Görünen ve görünmeyen düşmanlara galip gelmemizin biricik yolu sürüden ayrılmamaktır. Zira sürüden ayrılanı kurt kapar. İnsanın kurdu nefis, şeytan ve kötü arkadaştır. İnsana bir düşman çoktur, halbuki bin dostun olsa bile azdır. İçimizden ‘sen haklısın, o haksız’ diyen ses şeytanın fısıltısıdır. Seni herkesten ayırmak, yapayalnız bırakmak ister. Nefis, şeytan ve kötü arkadaş gibi pek güçlü ve neredeyse bizden hiç ayrılmayan düşmanlarla mücadele etmek için her birimizin desteğe, yardıma ihtiyacımız vardır. En büyük düşmanımızı kendi içimizde, kendi ellerimizle beslemekteyiz. Bu yalnızlık asrında böyle güçlü düşmanlarla baş edebilmek pek zordur. Düşman üzerine tek başına hücum edip savaş kazanmak ise görülmüş, işitilmiş şey değildir. En büyük gücümüz birliğimizdir. Bu yüzden bir olmak gerek, iri olmak gerek, diri olmak gerek. Tek çare iyilerle birlikte olmaktır. “Birlikte rahmet-i ilahi, ayrılıkta ise azab-ı ilahi vardır.” sözü hadis-i şeriftir. Düşmanları alt etmenin tek yolu birlik yoludur. Birlik de hücreden bedene, merkezden çevreye doğru olabilir. Cemiyetin, sosyal hayatın merkezi, çekirdeği ise aileden başkası değildir. Bireyin ve cemiyetin ruh sağlığı sağlıklı ailelerden geçebilir. Birlik aileden başlar. Hiç kimse sizi ailenizden daha çok düşünemez. ‘Ağlarsa anam ağlar, gerisi yalan ağlar.’ sözü bu müthiş hakikati ne güzel ifade eder. Aileyi bir ve beraber yapan ise sevgiden başka bir şey değildir. Her şeyin aslı sevgidir. O halde sevgisiz bir hayat düşünmek nasıl mümkün olabilir.

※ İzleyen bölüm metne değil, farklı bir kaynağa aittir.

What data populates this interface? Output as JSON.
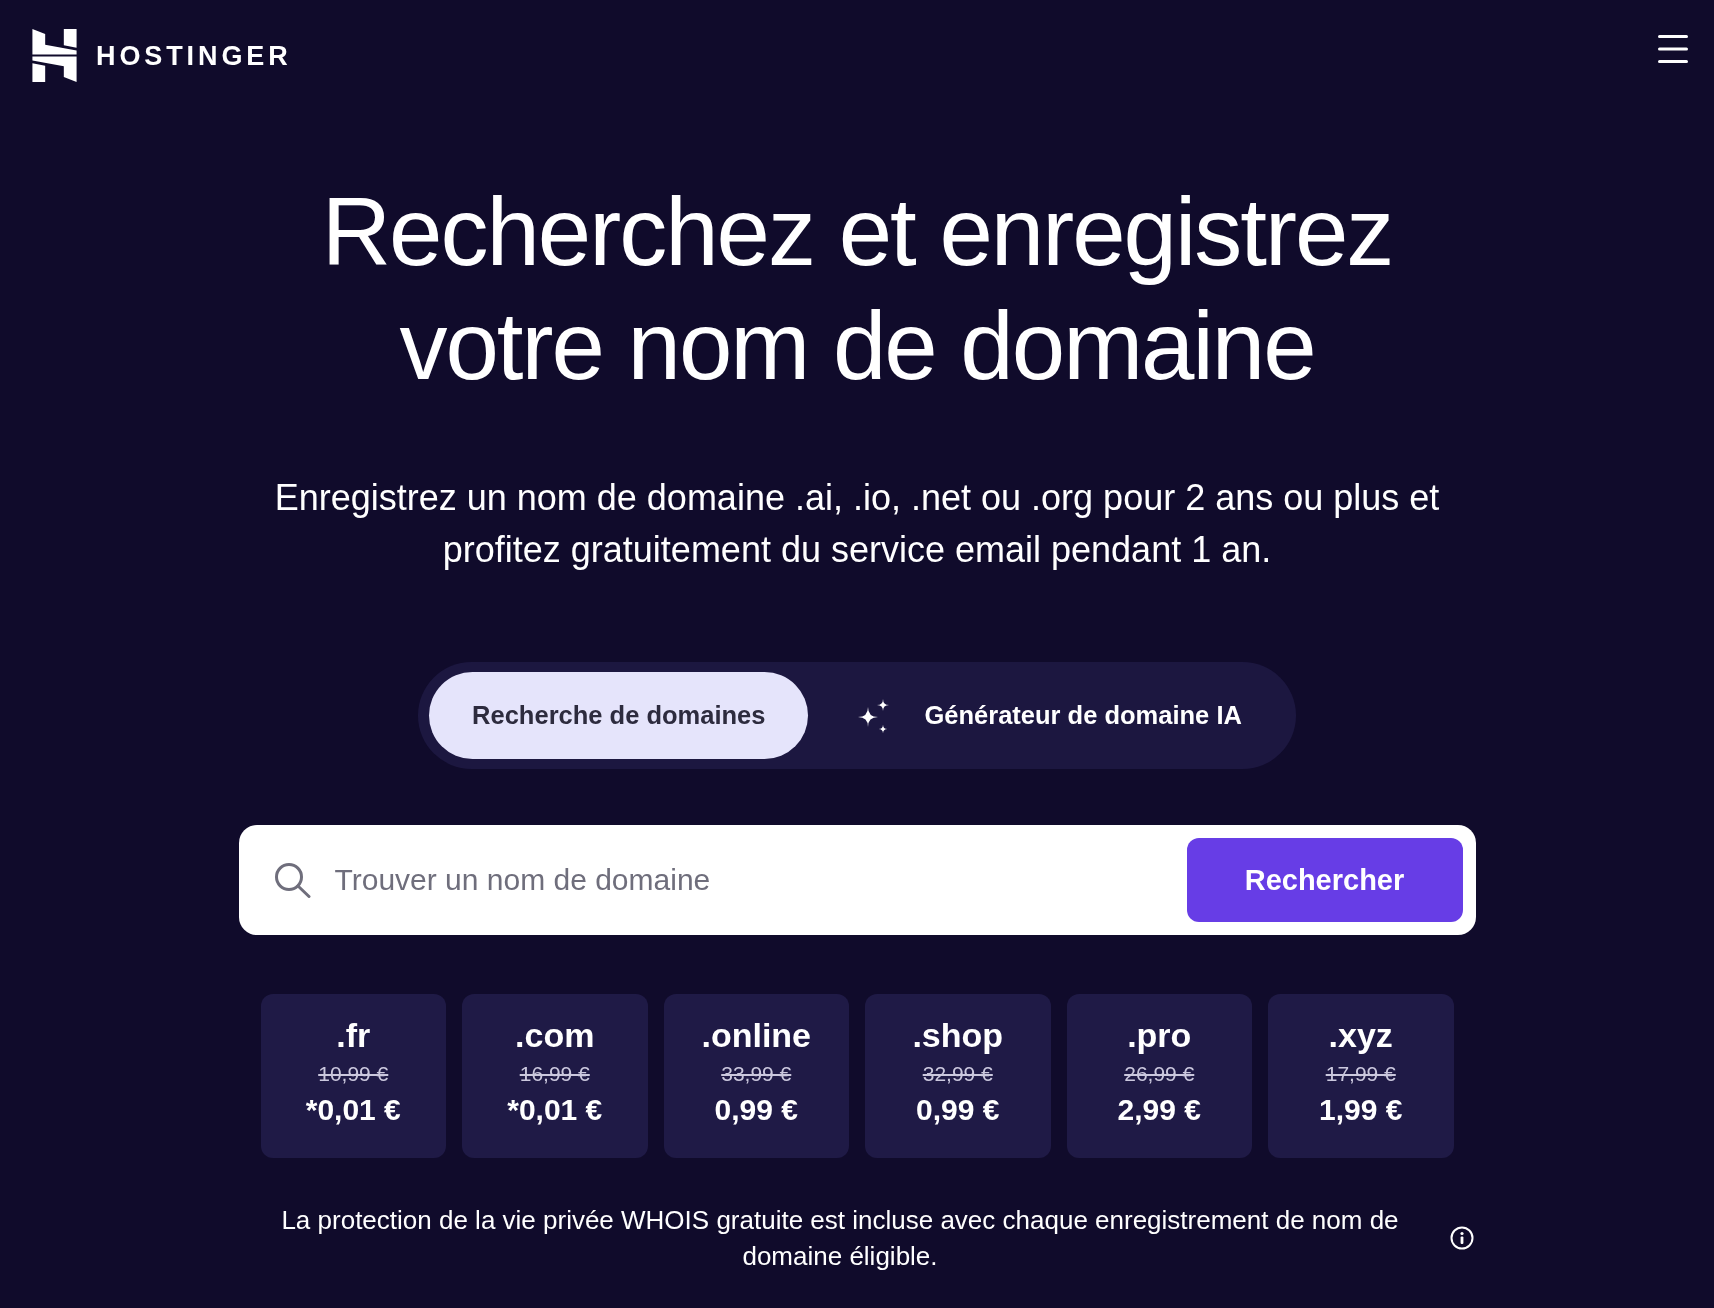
{
  "header": {
    "logo_text": "HOSTINGER"
  },
  "hero": {
    "title": "Recherchez et enregistrez votre nom de domaine",
    "subtitle": "Enregistrez un nom de domaine .ai, .io, .net ou .org pour 2 ans ou plus et profitez gratuitement du service email pendant 1 an."
  },
  "tabs": [
    {
      "label": "Recherche de domaines",
      "selected": true,
      "kind": "plain"
    },
    {
      "label": "Générateur de domaine IA",
      "selected": false,
      "kind": "ai"
    }
  ],
  "search": {
    "placeholder": "Trouver un nom de domaine",
    "button": "Rechercher"
  },
  "tlds": [
    {
      "name": ".fr",
      "old_price": "10,99 €",
      "price": "*0,01 €"
    },
    {
      "name": ".com",
      "old_price": "16,99 €",
      "price": "*0,01 €"
    },
    {
      "name": ".online",
      "old_price": "33,99 €",
      "price": "0,99 €"
    },
    {
      "name": ".shop",
      "old_price": "32,99 €",
      "price": "0,99 €"
    },
    {
      "name": ".pro",
      "old_price": "26,99 €",
      "price": "2,99 €"
    },
    {
      "name": ".xyz",
      "old_price": "17,99 €",
      "price": "1,99 €"
    }
  ],
  "footer_note": "La protection de la vie privée WHOIS gratuite est incluse avec chaque enregistrement de nom de domaine éligible."
}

İnsan sosyal bir varlıktır. Eskilerin tabiriyle İnsan medeni bir varlık olarak yaratılmıştır. Yani yaşayabilmek için başka insanlara ihtiyaç duymaktadır. Tek taşla ev yapılamayacağı gibi, tek başına mutlu olmak da mümkün değildir. Bir insanın başına gelebilecek en büyük felaket yalnızlık olsa gerektir. Bunun ilacı da aile, akraba, komşu, arkadaş ve her türlü insan, hatta hayvan ve bitki hukukunu gözetmek onları sevmek ve onlarla yaşamasını öğrenmektir.

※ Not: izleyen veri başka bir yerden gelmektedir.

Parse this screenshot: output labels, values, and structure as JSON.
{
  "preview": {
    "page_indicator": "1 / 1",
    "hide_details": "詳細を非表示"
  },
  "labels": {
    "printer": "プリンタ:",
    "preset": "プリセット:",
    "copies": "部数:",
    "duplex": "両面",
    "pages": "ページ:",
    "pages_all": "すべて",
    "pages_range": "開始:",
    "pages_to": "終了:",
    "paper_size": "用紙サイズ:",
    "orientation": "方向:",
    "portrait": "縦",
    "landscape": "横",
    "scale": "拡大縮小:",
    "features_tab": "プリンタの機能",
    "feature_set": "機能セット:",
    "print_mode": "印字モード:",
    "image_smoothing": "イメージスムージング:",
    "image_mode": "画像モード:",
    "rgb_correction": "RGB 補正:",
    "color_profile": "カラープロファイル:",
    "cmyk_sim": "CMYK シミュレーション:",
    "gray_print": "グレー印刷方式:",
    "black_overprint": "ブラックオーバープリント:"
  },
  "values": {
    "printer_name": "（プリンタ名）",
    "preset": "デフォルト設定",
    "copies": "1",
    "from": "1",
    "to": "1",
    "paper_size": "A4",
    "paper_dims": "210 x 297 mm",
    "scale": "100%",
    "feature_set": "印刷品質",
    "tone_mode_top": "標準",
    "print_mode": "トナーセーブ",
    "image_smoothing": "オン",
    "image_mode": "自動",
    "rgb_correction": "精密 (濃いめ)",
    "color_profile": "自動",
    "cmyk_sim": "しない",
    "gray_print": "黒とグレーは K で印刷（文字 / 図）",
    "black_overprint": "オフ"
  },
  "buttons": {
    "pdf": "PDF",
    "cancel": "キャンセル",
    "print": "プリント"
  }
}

Peygamber efendimiz aleyhisselatü vesselam: “İslamiyet Allahu Tealanın emirlerine saygı, mahlukatına şefkattir.” buyurmaktadır. Buna göre formül çok basittir. Sevgi, saygı, merhamet. Acımayana acınmaz, sevmeyen sevilmez. Saygısıza kimse saygı göstermez. Düşmanlıklar sevgiyle son bulur. Birlik-beraberlik sevgi sayesinde sağlanabilir. Aile, millet, devlet hatta insanlık yalnızca sevgi sayesinde var olabilir. Mutluluğun tek yolu sevgidir. Sevmeyi beceremeyenler kendilerinin yanında başkalarını da mahvetmektedirler. Sevgisizlik zehri önce sahibini zehirlemekte, sonra başkalarına bulaşmaktadır.

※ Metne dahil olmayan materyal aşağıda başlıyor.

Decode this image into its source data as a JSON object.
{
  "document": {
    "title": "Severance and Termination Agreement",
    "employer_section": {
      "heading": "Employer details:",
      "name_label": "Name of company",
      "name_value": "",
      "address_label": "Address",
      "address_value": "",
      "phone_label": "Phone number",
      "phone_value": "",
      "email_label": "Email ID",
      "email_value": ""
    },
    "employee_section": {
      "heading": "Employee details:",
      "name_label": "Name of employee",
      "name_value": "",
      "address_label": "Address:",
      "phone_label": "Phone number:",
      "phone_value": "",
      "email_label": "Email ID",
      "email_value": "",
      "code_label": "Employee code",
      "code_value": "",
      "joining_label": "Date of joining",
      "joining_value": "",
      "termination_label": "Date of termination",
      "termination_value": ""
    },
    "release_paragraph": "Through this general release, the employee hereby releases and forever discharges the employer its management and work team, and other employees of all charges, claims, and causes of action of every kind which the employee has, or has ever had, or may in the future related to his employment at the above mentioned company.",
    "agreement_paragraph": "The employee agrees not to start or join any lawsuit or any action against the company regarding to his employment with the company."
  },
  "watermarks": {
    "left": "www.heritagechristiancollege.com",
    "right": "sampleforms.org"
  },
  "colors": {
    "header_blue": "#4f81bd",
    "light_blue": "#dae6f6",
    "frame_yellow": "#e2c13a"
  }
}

İşte bayram, işte fırsat. Gelin bütün küskünlükleri, dargınlıkları, düşmanlıkları bir kenara bırakıp gönülden kucaklaşalım. Cümle mü’minler sevgi dolu kocaman bir aile olalım. Önce birbirimizden uzaklaşırsak, Hak’tan da uzak düşeriz. Kurbanda Hakk’a ve halka yaklaşmamız gerekirken, yalnızca etlere yaklaşmış oluruz. Bu vesileyle bütün kardeşlerimin kurban bayramını tebrik eder, birlik ve kardeşlik içinde nice mutlu bayramlar dilerim.